De pronto mis rezos se detuvieron. Me parecía una especie de infidelidad pedir algo que, en cierto modo, me estaba acusando de ser infiel. ¿Por qué pedía lo que yo consideraba tan sólido? ¿Era verdaderamente consecuente amar a Alfonso y dudar de la solidez que suponía mi sentimiento hacia él?

Me tranquilicé pensando que también yo le pedía a Dios que no perdiera mi fe en Él.

Pero ¿era lo mismo tener fe en Dios que sentir amor por un hombre?

¿Por qué aquellas vibraciones sentimentales que durante nuestra separación obligada me dejaban casi sin aliento estaban desapareciendo?

Semejantes lucubraciones comenzaron a hacer mella en mí cuando veía la euforia de Alfonso desligada totalmente de la mía. Aunque él no se daba cuenta, yo no era ya el trofeo conquistable, sino el trofeo «adorno», la copa ganada para presumir de ella y completar un trono que hasta entonces era sólo un lugar a medio ocupar.

A pesar de todo, yo continuaba convencida de que mi enamoramiento era indestructible. Y que la culpa de aquella extraña sensación que me convertía en una mujer defraudada era mía, sólo mía.

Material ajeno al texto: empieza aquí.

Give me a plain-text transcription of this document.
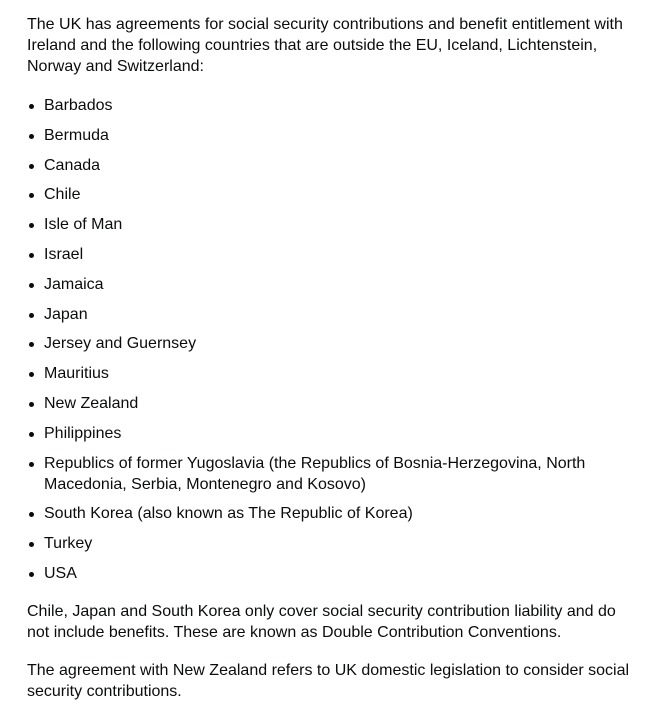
The UK has agreements for social security contributions and benefit entitlement with Ireland and the following countries that are outside the EU, Iceland, Lichtenstein, Norway and Switzerland:

Barbados
Bermuda
Canada
Chile
Isle of Man
Israel
Jamaica
Japan
Jersey and Guernsey
Mauritius
New Zealand
Philippines
Republics of former Yugoslavia (the Republics of Bosnia-Herzegovina, North Macedonia, Serbia, Montenegro and Kosovo)
South Korea (also known as The Republic of Korea)
Turkey
USA

Chile, Japan and South Korea only cover social security contribution liability and do not include benefits. These are known as Double Contribution Conventions.

The agreement with New Zealand refers to UK domestic legislation to consider social security contributions.
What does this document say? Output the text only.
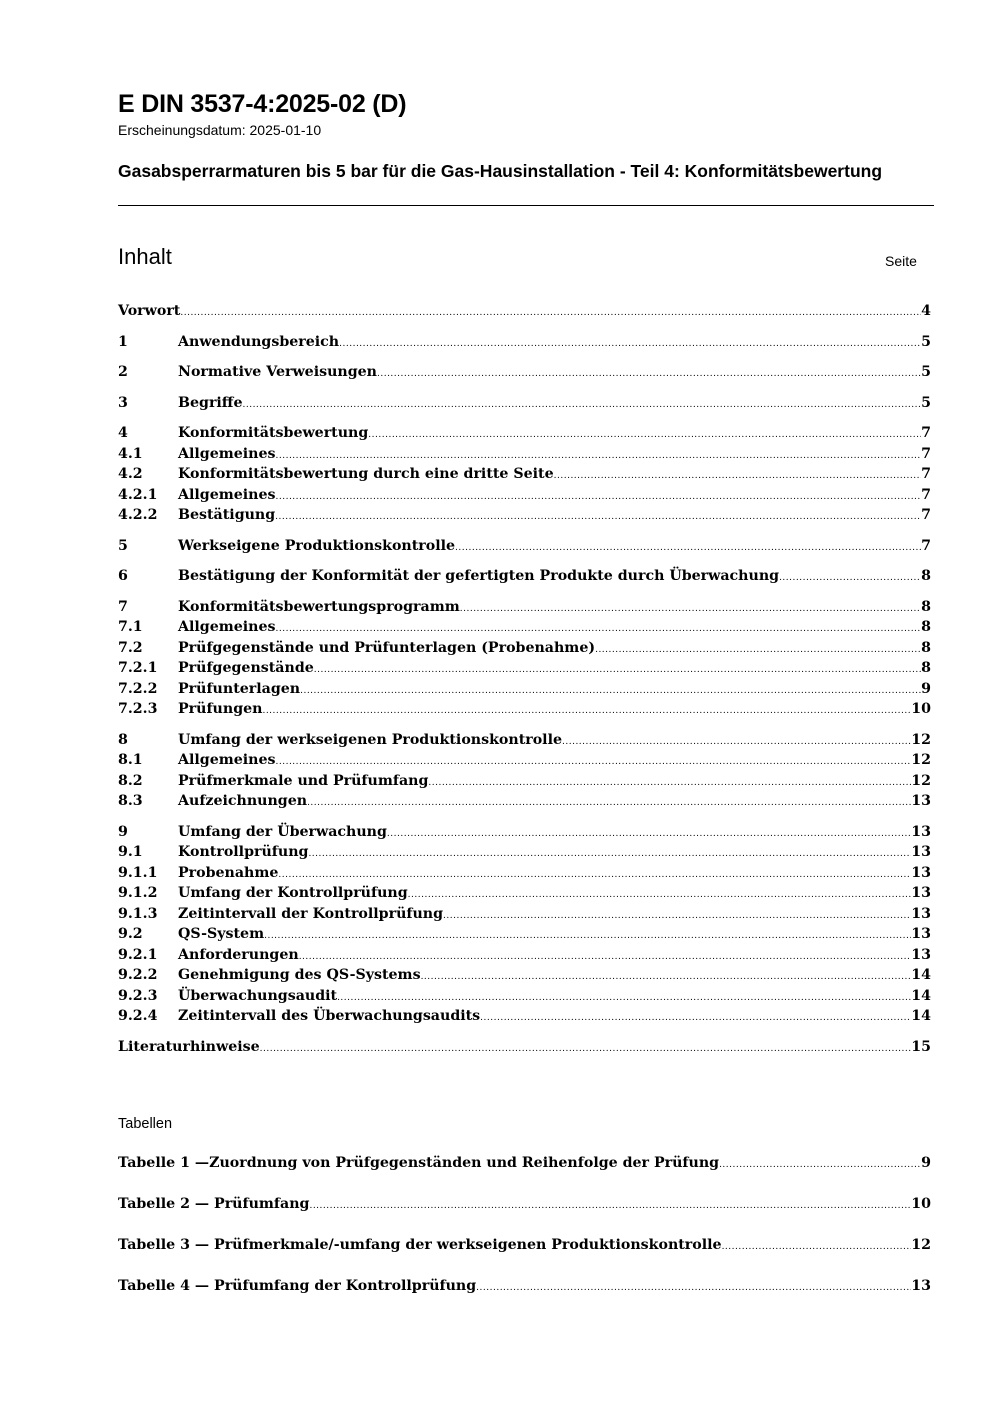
E DIN 3537-4:2025-02 (D)
Erscheinungsdatum: 2025-01-10
Gasabsperrarmaturen bis 5 bar für die Gas-Hausinstallation - Teil 4: Konformitätsbewertung
Inhalt	Seite
Vorwort .....	4
1	Anwendungsbereich .....	5
2	Normative Verweisungen .....	5
3	Begriffe .....	5
4	Konformitätsbewertung .....	7
4.1 Allgemeines .....	7
4.2 Konformitätsbewertung durch eine dritte Seite .....	7
4.2.1 Allgemeines .....	7
4.2.2 Bestätigung .....	7
5	Werkseigene Produktionskontrolle .....	7
6	Bestätigung der Konformität der gefertigten Produkte durch Überwachung .....	8
7	Konformitätsbewertungsprogramm .....	8
7.1 Allgemeines .....	8
7.2 Prüfgegenstände und Prüfunterlagen (Probenahme) .....	8
7.2.1 Prüfgegenstände .....	8
7.2.2 Prüfunterlagen .....	9
7.2.3 Prüfungen .....	10
8	Umfang der werkseigenen Produktionskontrolle .....	12
8.1 Allgemeines .....	12
8.2 Prüfmerkmale und Prüfumfang .....	12
8.3 Aufzeichnungen .....	13
9	Umfang der Überwachung .....	13
9.1 Kontrollprüfung .....	13
9.1.1 Probenahme .....	13
9.1.2 Umfang der Kontrollprüfung .....	13
9.1.3 Zeitintervall der Kontrollprüfung .....	13
9.2 QS-System .....	13
9.2.1 Anforderungen .....	13
9.2.2 Genehmigung des QS-Systems .....	14
9.2.3 Überwachungsaudit .....	14
9.2.4 Zeitintervall des Überwachungsaudits .....	14
Literaturhinweise .....	15
Tabellen
Tabelle 1 —Zuordnung von Prüfgegenständen und Reihenfolge der Prüfung .....	9
Tabelle 2 — Prüfumfang .....	10
Tabelle 3 — Prüfmerkmale/-umfang der werkseigenen Produktionskontrolle .....	12
Tabelle 4 — Prüfumfang der Kontrollprüfung .....	13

Por eso me esforzaba en complacerlo en todo. Nunca le di a entender que el verdadero amor no consiste en dejarse llevar por el instinto, sino en compartir cada minucia interna de nuestras vidas.

Tenía miedo de que no me entendiera. Alfonso consideraba que su amor por mí se manifestaba sin tropiezos sólo porque admiraba mi cacareada belleza y porque tenerme a su lado en la cama suponía hacer el amor sin pecar.

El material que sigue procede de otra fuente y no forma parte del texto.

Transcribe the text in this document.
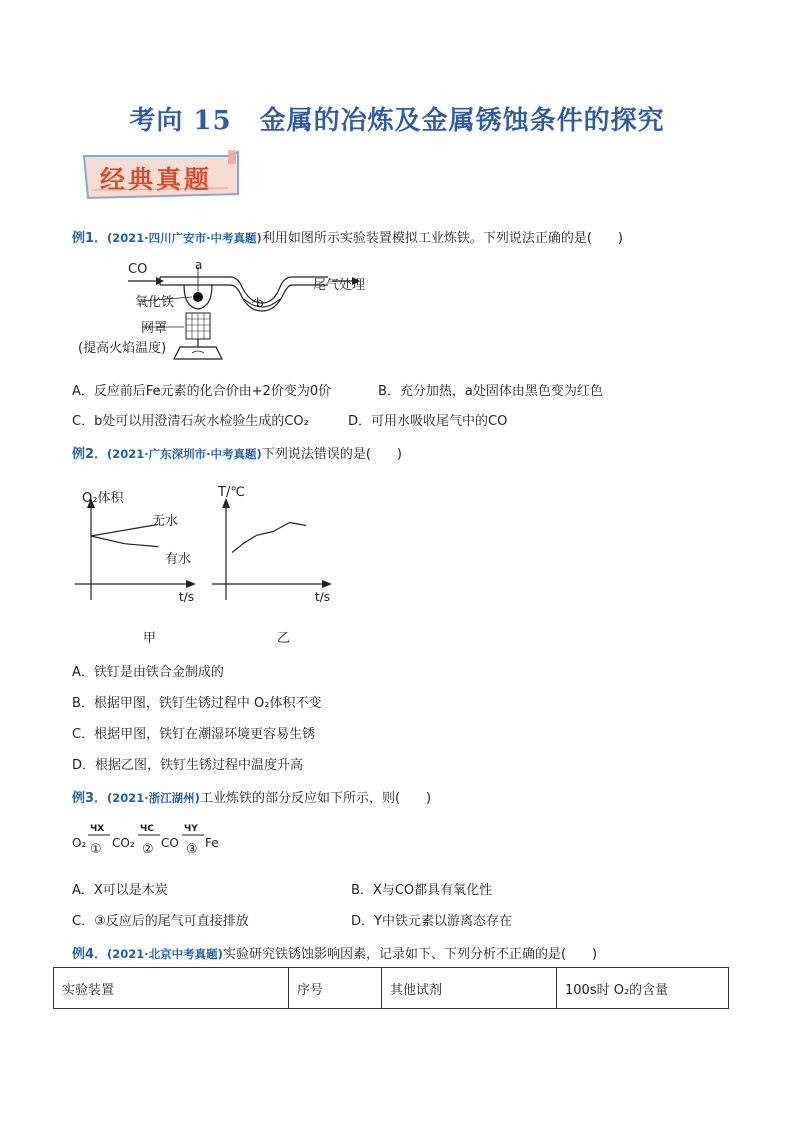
考向 15 金属的冶炼及金属锈蚀条件的探究
经典真题
例1．(2021·四川广安市·中考真题)利用如图所示实验装置模拟工业炼铁。下列说法正确的是(　　)
CO	a
b
尾气处理
氧化铁
网罩
(提高火焰温度)
A．反应前后Fe元素的化合价由+2价变为0价	B．充分加热，a处固体由黑色变为红色
C．b处可以用澄清石灰水检验生成的CO₂	D．可用水吸收尾气中的CO
例2．(2021·广东深圳市·中考真题)下列说法错误的是(　　)
O₂体积
无水
有水
t/s
甲
T/℃
t/s
乙
A．铁钉是由铁合金制成的
B．根据甲图，铁钉生锈过程中 O₂体积不变
C．根据甲图，铁钉在潮湿环境更容易生锈
D．根据乙图，铁钉生锈过程中温度升高
例3．(2021·浙江湖州)工业炼铁的部分反应如下所示，则(　　)
O₂
ЧX
① CO₂
ЧC
② CO
ЧY
③ Fe
A．X可以是木炭	B．X与CO都具有氧化性
C．③反应后的尾气可直接排放	D．Y中铁元素以游离态存在
例4．(2021·北京中考真题)实验研究铁锈蚀影响因素，记录如下、下列分析不正确的是(　　)
实验装置	序号	其他试剂	100s时 O₂的含量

Lo demás, esas pequeñas circunstancias que se traducen en gestos, miradas, sonrisas, roces inocentes, confidencias y un sinfín de menudencias que demuestran atenciones, confianzas y apoyos, no entraba en los recintos de lo que él consideraba amor.

Le bastaba saberse dueño de mi cuerpo para suponer que me quería. Alfonso era una de esas personas que vivían consagradas a sí mismas.

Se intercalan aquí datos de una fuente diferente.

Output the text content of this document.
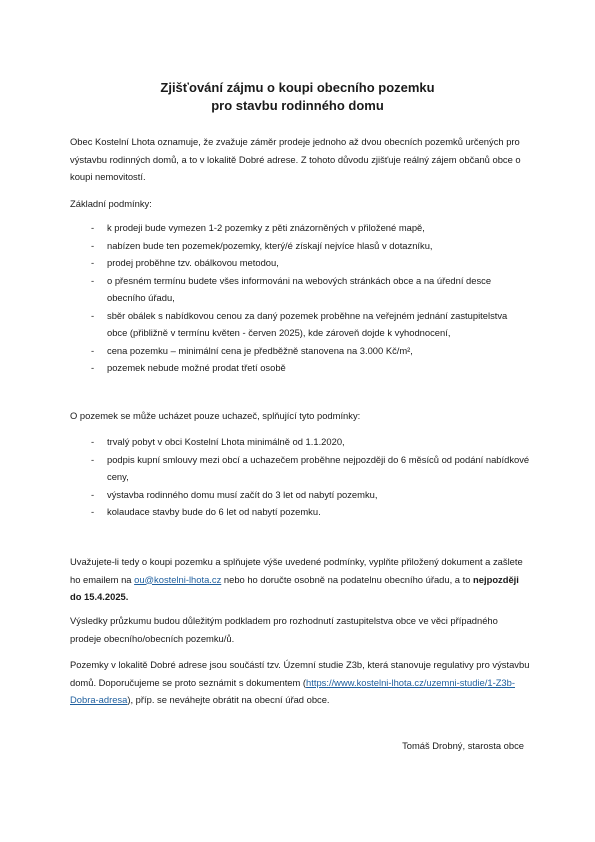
Zjišťování zájmu o koupi obecního pozemku
pro stavbu rodinného domu

Obec Kostelní Lhota oznamuje, že zvažuje záměr prodeje jednoho až dvou obecních pozemků určených pro výstavbu rodinných domů, a to v lokalitě Dobré adrese. Z tohoto důvodu zjišťuje reálný zájem občanů obce o koupi nemovitostí.

Základní podmínky:

- k prodeji bude vymezen 1-2 pozemky z pěti znázorněných v přiložené mapě,
- nabízen bude ten pozemek/pozemky, který/é získají nejvíce hlasů v dotazníku,
- prodej proběhne tzv. obálkovou metodou,
- o přesném termínu budete všes informováni na webových stránkách obce a na úřední desce obecního úřadu,
- sběr obálek s nabídkovou cenou za daný pozemek proběhne na veřejném jednání zastupitelstva obce (přibližně v termínu květen - červen 2025), kde zároveň dojde k vyhodnocení,
- cena pozemku – minimální cena je předběžně stanovena na 3.000 Kč/m²,
- pozemek nebude možné prodat třetí osobě

O pozemek se může ucházet pouze uchazeč, splňující tyto podmínky:

- trvalý pobyt v obci Kostelní Lhota minimálně od 1.1.2020,
- podpis kupní smlouvy mezi obcí a uchazečem proběhne nejpozději do 6 měsíců od podání nabídkové ceny,
- výstavba rodinného domu musí začít do 3 let od nabytí pozemku,
- kolaudace stavby bude do 6 let od nabytí pozemku.

Uvažujete-li tedy o koupi pozemku a splňujete výše uvedené podmínky, vyplňte přiložený dokument a zašlete ho emailem na ou@kostelni-lhota.cz nebo ho doručte osobně na podatelnu obecního úřadu, a to nejpozději do 15.4.2025.

Výsledky průzkumu budou důležitým podkladem pro rozhodnutí zastupitelstva obce ve věci případného prodeje obecního/obecních pozemku/ů.

Pozemky v lokalitě Dobré adrese jsou součástí tzv. Územní studie Z3b, která stanovuje regulativy pro výstavbu domů. Doporučujeme se proto seznámit s dokumentem (https://www.kostelni-lhota.cz/uzemni-studie/1-Z3b-Dobra-adresa), příp. se neváhejte obrátit na obecní úřad obce.

Tomáš Drobný, starosta obce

No era culpable de aquellos brotes de frialdad que poco a poco iban minando mi entusiasmo por él. Había nacido rey y, como tal, nadie le habló nunca de los desvíos que un machismo entronizado podía ocasionar.

Durante algunos días Bee, todavía soltera, permaneció en La Granja con nosotros. Al menos con ella yo podía hablar. Pero consciente de que estorbaba, pronto nos dejó.

Tal vez las inquietas maneras de Alfonso no fueron entonces únicamente propias de su constante desasosiego y su empeño en no dejarse llevar por lo que para él suponía la desalentadora serenidad: durante nuestra luna de miel fueron varios los problemas políticos que mantuvieron en vilo a mi marido. Surgieron desajustes internos. En Bilbao, mientras nosotros estábamos en el palacio de Miramar, se produjo una huelga general en la zona minera.